„Liebe ist das, was man tut“: Mit solchen Textzeilen und dem Song „Rettung“ starten Marcus Wiebusch und Kettcar ihr neues Livealbum „…und das geht so“. Es war das 2017er Werk „Ich vs. Wir“, das die Band zu den größten Konzerten ihrer Geschichte führte. Und weil man aufhören (oder zumindest Pause machen) soll, wenn es am schönsten ist, veröffentlichen die Hamburger einen Konzertmitschnitt, um die Pause von noch undefinierter Länge einzuläuten. Bleibt zu hoffen, dass es nur eine kurzes Verschnaufen sein wird, denn Kettcar waren in den vergangenen zwei Jahren nicht nur so gut wie immer – sie waren noch besser!
„Ich vs. Wir“ ist schnell zu einem meiner Lieblingsalben der letzten Jahre avanciert.

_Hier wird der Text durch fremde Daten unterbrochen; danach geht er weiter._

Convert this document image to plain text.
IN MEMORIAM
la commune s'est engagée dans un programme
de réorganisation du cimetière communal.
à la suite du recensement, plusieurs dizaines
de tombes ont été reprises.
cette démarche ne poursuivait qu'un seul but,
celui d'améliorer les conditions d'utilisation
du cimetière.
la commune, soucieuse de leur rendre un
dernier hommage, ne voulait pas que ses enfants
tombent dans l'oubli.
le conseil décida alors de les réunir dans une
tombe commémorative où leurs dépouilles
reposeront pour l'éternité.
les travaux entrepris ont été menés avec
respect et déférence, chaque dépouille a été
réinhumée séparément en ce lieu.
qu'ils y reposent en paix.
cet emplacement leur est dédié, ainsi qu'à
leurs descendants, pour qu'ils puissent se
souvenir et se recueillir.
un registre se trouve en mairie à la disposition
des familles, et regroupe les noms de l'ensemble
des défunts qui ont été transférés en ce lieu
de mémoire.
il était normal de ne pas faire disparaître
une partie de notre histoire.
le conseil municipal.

Und (sozusagen als „Spätberufener“) wurde das erste Kettcar-Konzert, das ich erleben dürfte, zu einer Art Erweckungserlebnis. Wenn Wiebusch anfängt, seine in Songs gepackten Anekdoten und Geschichten auf der Bühne auszuleben, führt dies zu magischen Momenten. An „Sommer ’89“, „Benzin und Kartoffelchips“ sowie „Trostbrücke Süd“ kann ich mich gar nicht satt hören. Doch es sind nicht nur die neuen Stücke – die Band um Wiebusch und Reimer Bustorff gibt hier einen karriereumspannenden Überblick. 21 Titel, die sinnbildlich für die Emotionen, die Ideen, die Philosophie und die anklagende Attitüde der Band stehen.
„…und das geht so“ zeigt uns, wie’s geht. Der Mitschnitt wird zum unverwechselbaren Liveerlebnis. Mit knappen aber vielsagende Ansagen („Humansimus ist nicht verhandelbar“). Mit starken Arrangements, erweitert um ein kongeniales Bläsertrio, das den Songs neuen Drive verleiht. Die perfekte Setlist enthält auch Wiebuschs Solosong “Der Tag wird kommen” über einen homosexuellen Fußballstar. Der verursacht mir jedes Mal Gänsehaut. Gegen Ende folgt das umjubelte „Landungsbrücken raus“, das Marcus Wiebusch mit den Worten „In Städten mit Häfen haben die Menschen noch Hoffnung“ einläutet. Zu „Deiche“ und dem uralten Kracher „Mein Skateboard kriegt mein Zahnarzt“ kommt ein letztes Mal Feierstimmung auf.
Wie soll man das alles zusammenfassen? „…und das geht so“ ist für mich die perfekte Liveplatte zum Immer-wieder-hören. Sie weckt Erinnerungen an ein wundervolles Konzerterlebnis, kann aber auch für sich stehen. Wichtige Songs, keine Lückenfüller, eine Atmosphäre, wie sie nur Meister ihres Fachs schaffen können. Man kann Anfang 2020 die Band noch auf wenigen Konzerten live erleben. Bleibt zu hoffen, dass die angekündigte Pause nicht zu lange dauert.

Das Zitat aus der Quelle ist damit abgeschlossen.